WaveFunctionCollapse

This program generates bitmaps that are locally similar to the input bitmap.

Local similarity means that

(C1) Each NxN pattern of pixels in the output should occur at least once in the input.
(Weak C2) Distribution of NxN patterns in the input should be similar to the distribution of NxN patterns over a sufficiently large number of outputs. In other words, probability to meet a particular pattern in the output should be close to the density of such patterns in the input.

In the examples a typical value of N is 3.

WFC initializes output bitmap in a completely unobserved state, where each pixel value is in superposition of colors of the input bitmap (so if the input was black & white then the unobserved states are shown in different shades of grey). The coefficients in these superpositions are real numbers, not complex numbers, so it doesn't do the actual quantum mechanics, but it was inspired by QM. Then the program goes into the observation-propagation cycle:

On each observation step an NxN region is chosen among the unobserved which has the lowest Shannon entropy. This region's state then collapses into a definite state according to its coefficients and the distribution of NxN patterns in the input.
On each propagation step new information gained from the collapse on the previous step propagates through the output.
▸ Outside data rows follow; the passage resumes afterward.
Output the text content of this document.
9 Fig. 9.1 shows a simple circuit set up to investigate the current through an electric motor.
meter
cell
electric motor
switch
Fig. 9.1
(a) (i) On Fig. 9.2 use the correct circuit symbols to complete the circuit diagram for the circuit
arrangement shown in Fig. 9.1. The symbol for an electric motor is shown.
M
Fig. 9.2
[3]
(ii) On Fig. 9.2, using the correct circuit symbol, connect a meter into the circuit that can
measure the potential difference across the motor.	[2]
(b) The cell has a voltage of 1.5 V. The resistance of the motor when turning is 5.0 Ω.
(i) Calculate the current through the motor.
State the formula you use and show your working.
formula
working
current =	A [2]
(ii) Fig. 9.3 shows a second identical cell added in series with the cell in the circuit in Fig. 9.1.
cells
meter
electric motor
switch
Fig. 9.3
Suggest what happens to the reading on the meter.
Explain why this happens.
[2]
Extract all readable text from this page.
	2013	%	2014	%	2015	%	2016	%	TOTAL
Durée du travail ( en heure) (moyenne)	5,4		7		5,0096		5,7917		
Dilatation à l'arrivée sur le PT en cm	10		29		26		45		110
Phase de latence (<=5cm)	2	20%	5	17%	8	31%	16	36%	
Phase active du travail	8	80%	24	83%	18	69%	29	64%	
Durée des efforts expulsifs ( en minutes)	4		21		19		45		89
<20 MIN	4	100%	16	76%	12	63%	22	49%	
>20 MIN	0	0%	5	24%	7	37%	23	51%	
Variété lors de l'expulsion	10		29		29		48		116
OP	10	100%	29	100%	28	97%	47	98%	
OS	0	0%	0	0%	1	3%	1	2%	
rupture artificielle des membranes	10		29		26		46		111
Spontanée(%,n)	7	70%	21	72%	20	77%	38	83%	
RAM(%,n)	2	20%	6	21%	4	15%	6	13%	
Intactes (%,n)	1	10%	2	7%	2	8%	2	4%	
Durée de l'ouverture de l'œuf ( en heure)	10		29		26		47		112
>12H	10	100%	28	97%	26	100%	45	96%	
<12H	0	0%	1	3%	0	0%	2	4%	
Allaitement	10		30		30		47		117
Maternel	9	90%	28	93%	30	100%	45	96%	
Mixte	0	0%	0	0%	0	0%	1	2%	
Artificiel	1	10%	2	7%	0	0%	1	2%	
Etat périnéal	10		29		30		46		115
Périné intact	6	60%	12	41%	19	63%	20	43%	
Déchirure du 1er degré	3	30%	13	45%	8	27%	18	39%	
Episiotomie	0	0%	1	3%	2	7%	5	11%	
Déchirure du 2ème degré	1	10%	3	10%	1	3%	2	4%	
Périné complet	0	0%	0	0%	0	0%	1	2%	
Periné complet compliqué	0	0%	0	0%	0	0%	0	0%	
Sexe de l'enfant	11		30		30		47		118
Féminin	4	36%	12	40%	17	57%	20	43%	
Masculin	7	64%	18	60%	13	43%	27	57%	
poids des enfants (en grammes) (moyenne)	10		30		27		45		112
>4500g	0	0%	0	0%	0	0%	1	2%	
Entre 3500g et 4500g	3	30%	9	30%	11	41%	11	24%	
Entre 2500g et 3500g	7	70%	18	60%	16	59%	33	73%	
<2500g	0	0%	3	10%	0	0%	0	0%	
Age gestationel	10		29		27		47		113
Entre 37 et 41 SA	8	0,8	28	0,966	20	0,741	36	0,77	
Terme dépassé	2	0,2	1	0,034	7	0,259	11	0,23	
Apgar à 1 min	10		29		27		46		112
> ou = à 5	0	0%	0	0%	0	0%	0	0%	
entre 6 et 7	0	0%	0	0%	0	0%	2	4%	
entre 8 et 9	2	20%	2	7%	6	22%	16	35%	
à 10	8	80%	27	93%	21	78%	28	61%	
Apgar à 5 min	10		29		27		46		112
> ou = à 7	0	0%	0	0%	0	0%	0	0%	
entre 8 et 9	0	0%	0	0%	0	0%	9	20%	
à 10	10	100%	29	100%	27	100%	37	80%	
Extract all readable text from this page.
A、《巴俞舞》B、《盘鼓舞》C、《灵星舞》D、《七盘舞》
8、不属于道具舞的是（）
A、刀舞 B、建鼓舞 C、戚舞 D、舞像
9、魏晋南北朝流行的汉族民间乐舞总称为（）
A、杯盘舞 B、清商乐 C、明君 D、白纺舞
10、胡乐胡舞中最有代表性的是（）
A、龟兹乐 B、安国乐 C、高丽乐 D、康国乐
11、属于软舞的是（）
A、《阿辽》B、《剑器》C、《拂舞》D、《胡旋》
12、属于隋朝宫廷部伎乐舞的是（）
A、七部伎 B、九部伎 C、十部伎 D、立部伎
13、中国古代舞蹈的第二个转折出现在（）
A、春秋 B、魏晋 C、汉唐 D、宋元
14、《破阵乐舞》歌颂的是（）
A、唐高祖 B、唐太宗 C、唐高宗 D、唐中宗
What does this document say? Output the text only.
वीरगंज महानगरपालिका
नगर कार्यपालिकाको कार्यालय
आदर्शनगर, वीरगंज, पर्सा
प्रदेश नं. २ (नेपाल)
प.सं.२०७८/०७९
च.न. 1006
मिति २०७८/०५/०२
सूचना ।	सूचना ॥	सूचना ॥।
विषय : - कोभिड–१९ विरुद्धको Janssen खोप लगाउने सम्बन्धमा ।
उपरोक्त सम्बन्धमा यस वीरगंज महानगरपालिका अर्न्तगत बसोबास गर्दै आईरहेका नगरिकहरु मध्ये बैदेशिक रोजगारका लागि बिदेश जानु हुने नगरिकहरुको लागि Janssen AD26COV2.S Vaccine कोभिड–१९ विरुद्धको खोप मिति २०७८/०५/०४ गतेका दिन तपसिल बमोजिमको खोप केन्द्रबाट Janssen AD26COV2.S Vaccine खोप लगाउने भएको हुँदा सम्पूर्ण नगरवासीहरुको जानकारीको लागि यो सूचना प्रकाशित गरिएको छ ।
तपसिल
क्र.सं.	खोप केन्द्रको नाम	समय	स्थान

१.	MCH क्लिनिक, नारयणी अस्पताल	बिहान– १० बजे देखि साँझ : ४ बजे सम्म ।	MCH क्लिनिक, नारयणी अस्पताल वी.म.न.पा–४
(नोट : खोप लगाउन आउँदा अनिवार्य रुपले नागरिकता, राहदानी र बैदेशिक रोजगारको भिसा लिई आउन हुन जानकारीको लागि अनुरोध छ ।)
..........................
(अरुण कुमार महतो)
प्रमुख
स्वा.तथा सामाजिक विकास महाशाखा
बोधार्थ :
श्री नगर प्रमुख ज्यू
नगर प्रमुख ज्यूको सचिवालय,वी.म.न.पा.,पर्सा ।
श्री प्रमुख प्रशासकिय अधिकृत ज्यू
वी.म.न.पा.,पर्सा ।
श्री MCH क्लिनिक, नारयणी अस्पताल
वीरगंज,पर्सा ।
On each step the overall entropy decreases and in the end we have a completely observed state, the wave function has collapsed.

It may happen that during propagation all the coefficients for a certain pixel become zero. That means that the algorithm has run into a contradiction and can not continue. The problem of determining whether a certain bitmap allows other nontrivial bitmaps satisfying condition (C1) is NP-hard, so it's impossible to create a fast solution that always finishes. In practice, however, the algorithm runs into contradictions surprisingly rarely.

Wave Function Collapse algorithm has been implemented in C++, Python, Kotlin, Rust, Julia, Go, Haxe, Java, Clojure, JavaScript and adapted to Unity. You can download official executables from itch.io or run it in the browser. WFC generates levels in Bad North, Caves of Qud, Dead Static Drive, several smaller games and many prototypes. It led to new research. For more related work, explanations, interactive demos, guides, tutorials and examples see the ports, forks and spinoffs section.

Watch a video demonstration of WFC algorithm on YouTube: https://youtu.be/DOQTr2Xmlz0

Algorithm

Read the input bitmap and count NxN patterns.
1. (optional) Augment pattern data with rotations and reflections.
Create an array with the dimensions of the output (called "wave" in the source). Each element of this array represents a state of an NxN region in the output. A state of an NxN region is a superposition of NxN patterns of the input with boolean coefficients (so a state of a pixel in the output is a superposition of input colors with real coefficients). False coefficient means that the corresponding pattern is forbidden, true coefficient means that the corresponding pattern is not yet forbidden.
Initialize the wave in the completely unobserved state, i.e. with all the boolean coefficients being true.